Yes, AI Models Can Get Worse over Time

2023-08-09
关注

When OpenAI released its latest text-generating artificial intelligence, the large language model GPT-4, in March, it was very good at identifying prime numbers. When the AI was given a series of 500 such numbers and asked whether they were primes, it correctly labeled them 97.6 percent of the time. But a few months later, in June, the same test yielded very different results. GPT-4 only correctly labeled 2.4 percent of the prime numbers AI researchers prompted it with—a complete reversal in apparent accuracy. The finding underscores the complexity of large artificial intelligence models: instead of AI uniformly improving at every task on a straight trajectory, the reality is much more like a winding road full of speed bumps and detours.

The drastic shift in GPT-4’s performance was highlighted in a buzzy preprint study released last month by three computer scientists: two at Stanford University and one at the University of California, Berkeley. The researchers ran tests on both GPT-4 and its predecessor, GPT-3.5, in March and June. They found lots of differences between the two AI models—and also across each one’s output over time. The changes that just a few months seemed to make in GPT-4’s behavior were particularly striking.
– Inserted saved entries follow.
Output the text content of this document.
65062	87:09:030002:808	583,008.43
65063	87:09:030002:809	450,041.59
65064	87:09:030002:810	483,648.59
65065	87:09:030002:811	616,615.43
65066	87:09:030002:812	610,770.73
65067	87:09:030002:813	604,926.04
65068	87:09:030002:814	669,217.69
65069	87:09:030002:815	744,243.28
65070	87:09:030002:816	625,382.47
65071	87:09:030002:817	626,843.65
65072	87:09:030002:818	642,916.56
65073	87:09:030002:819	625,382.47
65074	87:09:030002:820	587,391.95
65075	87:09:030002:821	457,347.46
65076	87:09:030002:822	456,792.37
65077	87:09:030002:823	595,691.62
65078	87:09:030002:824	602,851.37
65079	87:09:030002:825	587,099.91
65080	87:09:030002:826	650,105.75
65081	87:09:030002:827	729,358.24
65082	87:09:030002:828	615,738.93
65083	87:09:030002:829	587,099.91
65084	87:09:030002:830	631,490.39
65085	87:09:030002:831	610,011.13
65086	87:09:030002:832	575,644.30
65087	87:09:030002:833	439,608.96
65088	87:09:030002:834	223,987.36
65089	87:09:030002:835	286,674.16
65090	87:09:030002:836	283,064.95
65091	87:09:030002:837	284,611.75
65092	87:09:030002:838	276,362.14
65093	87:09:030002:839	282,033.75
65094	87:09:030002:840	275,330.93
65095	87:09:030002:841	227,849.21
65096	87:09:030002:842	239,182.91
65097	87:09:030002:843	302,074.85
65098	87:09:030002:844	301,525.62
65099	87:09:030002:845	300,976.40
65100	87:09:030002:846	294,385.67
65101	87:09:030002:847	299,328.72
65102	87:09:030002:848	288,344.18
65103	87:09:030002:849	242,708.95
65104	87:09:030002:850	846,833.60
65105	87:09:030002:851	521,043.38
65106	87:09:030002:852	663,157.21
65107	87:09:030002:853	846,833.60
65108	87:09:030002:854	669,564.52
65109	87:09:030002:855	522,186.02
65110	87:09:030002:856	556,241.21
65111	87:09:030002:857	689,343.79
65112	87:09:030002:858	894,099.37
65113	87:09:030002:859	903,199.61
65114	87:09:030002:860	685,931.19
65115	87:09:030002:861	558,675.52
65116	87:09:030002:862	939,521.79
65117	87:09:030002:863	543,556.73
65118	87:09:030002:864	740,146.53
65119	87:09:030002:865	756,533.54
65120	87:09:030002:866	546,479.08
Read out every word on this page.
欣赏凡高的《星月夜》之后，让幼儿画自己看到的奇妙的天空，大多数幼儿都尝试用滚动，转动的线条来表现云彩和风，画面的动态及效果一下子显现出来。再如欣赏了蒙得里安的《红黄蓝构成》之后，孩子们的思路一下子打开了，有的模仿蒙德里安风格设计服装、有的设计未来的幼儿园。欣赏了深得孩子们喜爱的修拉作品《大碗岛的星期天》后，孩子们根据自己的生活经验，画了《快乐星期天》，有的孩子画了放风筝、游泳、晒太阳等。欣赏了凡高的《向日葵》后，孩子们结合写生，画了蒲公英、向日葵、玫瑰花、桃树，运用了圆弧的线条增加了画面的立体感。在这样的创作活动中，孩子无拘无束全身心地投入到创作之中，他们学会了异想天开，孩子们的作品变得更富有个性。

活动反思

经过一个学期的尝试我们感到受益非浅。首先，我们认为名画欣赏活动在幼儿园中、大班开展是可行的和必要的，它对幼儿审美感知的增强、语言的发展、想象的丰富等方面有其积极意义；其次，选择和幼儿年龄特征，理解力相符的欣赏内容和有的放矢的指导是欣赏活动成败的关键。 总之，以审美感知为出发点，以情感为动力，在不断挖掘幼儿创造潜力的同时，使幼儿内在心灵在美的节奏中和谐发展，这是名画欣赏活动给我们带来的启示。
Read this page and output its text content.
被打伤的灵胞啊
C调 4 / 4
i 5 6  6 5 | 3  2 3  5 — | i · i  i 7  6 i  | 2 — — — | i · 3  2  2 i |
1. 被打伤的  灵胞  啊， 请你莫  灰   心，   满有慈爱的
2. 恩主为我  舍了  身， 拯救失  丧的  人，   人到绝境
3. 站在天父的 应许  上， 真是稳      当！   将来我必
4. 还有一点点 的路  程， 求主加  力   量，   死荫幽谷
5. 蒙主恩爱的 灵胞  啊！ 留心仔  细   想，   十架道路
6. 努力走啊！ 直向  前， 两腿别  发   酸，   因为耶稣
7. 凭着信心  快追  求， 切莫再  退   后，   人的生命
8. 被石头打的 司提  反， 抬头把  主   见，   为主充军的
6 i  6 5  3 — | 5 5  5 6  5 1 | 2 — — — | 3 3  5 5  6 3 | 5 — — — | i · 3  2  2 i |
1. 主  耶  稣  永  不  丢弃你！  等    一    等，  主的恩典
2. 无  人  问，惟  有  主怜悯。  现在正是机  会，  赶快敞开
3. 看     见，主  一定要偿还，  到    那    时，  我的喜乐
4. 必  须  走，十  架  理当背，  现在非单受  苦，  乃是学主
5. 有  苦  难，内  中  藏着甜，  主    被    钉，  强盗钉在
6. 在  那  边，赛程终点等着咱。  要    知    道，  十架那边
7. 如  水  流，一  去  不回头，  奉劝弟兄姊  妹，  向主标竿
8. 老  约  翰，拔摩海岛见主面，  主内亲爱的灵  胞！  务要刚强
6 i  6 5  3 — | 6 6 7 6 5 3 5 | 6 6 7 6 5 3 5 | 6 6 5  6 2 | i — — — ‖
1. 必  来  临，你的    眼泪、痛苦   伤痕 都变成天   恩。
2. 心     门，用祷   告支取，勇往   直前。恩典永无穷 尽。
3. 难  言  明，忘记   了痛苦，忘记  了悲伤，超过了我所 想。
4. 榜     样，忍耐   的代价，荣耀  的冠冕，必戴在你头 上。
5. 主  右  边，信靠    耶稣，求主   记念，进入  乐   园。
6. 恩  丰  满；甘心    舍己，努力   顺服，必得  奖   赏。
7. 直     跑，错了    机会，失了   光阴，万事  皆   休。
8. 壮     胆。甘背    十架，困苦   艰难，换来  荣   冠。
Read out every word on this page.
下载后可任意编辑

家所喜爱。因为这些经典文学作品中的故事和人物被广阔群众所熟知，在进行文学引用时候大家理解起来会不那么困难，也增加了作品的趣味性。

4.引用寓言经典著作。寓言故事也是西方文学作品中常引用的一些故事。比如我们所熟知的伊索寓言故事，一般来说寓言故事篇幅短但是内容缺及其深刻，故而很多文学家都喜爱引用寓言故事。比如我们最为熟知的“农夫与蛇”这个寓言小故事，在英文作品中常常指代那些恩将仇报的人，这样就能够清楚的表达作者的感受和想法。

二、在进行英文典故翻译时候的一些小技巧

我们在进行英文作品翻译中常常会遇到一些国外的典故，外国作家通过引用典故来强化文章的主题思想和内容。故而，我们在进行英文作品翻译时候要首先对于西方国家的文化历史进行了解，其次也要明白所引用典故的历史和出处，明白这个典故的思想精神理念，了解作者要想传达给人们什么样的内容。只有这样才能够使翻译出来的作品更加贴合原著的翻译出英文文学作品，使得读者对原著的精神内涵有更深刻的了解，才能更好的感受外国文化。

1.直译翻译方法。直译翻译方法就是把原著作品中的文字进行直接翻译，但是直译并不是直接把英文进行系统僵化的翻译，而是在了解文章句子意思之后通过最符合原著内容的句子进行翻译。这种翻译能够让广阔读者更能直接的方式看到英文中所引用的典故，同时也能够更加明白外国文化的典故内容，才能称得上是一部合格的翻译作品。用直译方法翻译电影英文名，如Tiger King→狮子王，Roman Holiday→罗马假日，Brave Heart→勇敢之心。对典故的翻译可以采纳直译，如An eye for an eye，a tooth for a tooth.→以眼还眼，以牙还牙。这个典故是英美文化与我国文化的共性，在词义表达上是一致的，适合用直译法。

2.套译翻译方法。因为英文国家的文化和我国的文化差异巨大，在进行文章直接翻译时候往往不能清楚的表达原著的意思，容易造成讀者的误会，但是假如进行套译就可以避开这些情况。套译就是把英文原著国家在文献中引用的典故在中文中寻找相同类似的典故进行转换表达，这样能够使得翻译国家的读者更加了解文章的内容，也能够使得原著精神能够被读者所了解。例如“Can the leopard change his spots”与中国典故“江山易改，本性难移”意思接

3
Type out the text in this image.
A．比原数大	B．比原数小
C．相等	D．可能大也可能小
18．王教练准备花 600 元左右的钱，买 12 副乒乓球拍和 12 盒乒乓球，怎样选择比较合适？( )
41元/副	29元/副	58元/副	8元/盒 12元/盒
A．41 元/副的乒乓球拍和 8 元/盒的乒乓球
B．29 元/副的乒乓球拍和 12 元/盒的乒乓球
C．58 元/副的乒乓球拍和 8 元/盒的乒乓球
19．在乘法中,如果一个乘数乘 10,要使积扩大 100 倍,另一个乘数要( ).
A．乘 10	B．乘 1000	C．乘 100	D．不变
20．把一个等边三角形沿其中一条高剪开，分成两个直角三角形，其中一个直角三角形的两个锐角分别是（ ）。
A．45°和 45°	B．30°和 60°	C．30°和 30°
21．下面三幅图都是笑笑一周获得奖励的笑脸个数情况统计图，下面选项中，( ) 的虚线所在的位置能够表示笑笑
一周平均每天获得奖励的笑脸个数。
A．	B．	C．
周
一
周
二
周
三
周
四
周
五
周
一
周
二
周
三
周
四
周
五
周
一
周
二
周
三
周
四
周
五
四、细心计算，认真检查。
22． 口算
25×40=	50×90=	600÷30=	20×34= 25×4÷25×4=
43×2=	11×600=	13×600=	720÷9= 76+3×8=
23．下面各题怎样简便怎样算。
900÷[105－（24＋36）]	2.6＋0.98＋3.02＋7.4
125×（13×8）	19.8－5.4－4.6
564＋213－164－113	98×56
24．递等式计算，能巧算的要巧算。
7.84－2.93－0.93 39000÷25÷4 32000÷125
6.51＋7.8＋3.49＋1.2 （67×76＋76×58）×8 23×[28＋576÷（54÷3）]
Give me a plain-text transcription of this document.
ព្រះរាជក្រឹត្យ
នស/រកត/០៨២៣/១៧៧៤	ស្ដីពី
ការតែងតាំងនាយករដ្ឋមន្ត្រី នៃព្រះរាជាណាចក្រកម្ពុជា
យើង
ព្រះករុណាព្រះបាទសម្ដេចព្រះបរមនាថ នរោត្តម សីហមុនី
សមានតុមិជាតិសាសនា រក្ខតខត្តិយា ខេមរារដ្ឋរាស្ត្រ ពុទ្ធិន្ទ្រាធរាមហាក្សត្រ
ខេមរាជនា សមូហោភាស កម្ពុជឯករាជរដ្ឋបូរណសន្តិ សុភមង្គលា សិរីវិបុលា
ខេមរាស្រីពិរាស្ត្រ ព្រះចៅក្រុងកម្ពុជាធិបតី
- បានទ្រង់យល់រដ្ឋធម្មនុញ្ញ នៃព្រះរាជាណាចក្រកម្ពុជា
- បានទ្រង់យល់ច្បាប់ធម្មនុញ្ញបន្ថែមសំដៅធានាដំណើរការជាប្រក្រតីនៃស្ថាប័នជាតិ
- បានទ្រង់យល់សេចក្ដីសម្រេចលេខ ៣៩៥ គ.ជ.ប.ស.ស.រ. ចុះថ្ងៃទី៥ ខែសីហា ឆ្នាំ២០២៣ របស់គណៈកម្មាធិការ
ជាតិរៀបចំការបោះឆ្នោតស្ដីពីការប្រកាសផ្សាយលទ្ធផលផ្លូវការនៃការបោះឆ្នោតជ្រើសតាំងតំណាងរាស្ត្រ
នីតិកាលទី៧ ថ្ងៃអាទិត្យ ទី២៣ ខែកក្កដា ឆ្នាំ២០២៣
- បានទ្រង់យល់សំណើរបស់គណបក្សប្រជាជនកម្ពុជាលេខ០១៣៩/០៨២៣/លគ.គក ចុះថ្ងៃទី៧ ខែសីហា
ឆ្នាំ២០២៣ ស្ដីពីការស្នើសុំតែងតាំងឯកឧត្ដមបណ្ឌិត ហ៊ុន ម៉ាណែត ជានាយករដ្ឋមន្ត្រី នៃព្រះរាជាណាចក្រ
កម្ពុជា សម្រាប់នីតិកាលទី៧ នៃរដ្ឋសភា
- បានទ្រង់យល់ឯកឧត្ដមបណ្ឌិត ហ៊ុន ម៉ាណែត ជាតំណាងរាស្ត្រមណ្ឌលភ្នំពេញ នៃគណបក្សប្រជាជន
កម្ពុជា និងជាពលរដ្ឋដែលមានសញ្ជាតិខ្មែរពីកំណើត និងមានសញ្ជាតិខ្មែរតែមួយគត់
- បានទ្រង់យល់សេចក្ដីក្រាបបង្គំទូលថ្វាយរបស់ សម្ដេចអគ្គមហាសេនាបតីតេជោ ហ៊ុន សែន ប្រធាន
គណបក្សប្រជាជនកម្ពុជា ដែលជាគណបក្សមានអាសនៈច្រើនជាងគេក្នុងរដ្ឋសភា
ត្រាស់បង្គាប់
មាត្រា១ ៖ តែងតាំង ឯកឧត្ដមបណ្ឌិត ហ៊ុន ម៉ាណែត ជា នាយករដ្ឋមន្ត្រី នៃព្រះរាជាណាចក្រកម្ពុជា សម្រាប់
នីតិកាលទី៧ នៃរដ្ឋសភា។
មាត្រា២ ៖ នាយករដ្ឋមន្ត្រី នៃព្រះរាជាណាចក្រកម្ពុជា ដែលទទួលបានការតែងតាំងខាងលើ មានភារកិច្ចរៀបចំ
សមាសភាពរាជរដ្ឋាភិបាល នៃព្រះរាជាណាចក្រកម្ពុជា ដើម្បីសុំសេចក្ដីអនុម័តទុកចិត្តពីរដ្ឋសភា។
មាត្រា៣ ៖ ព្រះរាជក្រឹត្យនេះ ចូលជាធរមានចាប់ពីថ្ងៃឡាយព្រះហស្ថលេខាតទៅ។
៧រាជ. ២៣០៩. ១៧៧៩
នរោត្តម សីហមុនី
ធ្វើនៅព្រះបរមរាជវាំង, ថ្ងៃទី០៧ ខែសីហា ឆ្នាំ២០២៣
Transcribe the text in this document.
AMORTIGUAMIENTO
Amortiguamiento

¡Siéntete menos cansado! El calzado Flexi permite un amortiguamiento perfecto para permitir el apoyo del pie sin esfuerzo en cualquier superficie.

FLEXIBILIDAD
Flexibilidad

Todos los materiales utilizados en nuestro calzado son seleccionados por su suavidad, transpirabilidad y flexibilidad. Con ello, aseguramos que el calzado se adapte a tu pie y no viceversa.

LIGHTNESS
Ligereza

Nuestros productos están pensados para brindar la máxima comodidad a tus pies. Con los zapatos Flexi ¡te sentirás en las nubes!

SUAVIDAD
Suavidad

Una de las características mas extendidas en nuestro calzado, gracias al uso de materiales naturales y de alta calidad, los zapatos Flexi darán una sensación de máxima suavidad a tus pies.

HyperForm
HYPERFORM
Across two tests, including the prime number trials, the June GPT-4 answers were much less verbose than the March ones. Specifically, the June model became less inclined to explain itself. It also developed new quirks. For instance, it began to append accurate (but potentially disruptive) descriptions to snippets of computer code that the scientists asked it to write. On the other hand, the model seemed to get a little safer; it filtered out more questions and provided fewer potentially offensive responses. For instance, the June version of GPT-4 was less likely to provide a list of ideas for how to make money by breaking the law, offer instructions for how to make an explosive or justify sexism or racism. It was less easily manipulated by the “jailbreak” prompts meant to evade content moderation firewalls. It also seemed to improve slightly at solving a visual reasoning problem.

When the study (which has not yet been peer reviewed) went public, some AI enthusiasts saw it as proof of their own anecdotal observations that GPT-4 was less useful than its earlier version. A handful of headlines posed the question, “Is ChatGPT getting dumber?” Other news reports more definitively declared that, yes, ChatGPT is becoming stupider. Yet both the question and that supposed answer are likely an oversimplification of what’s really going on with generative AI models, says James Zou, an assistant professor of data science at Stanford University and one of the recent study’s co-authors.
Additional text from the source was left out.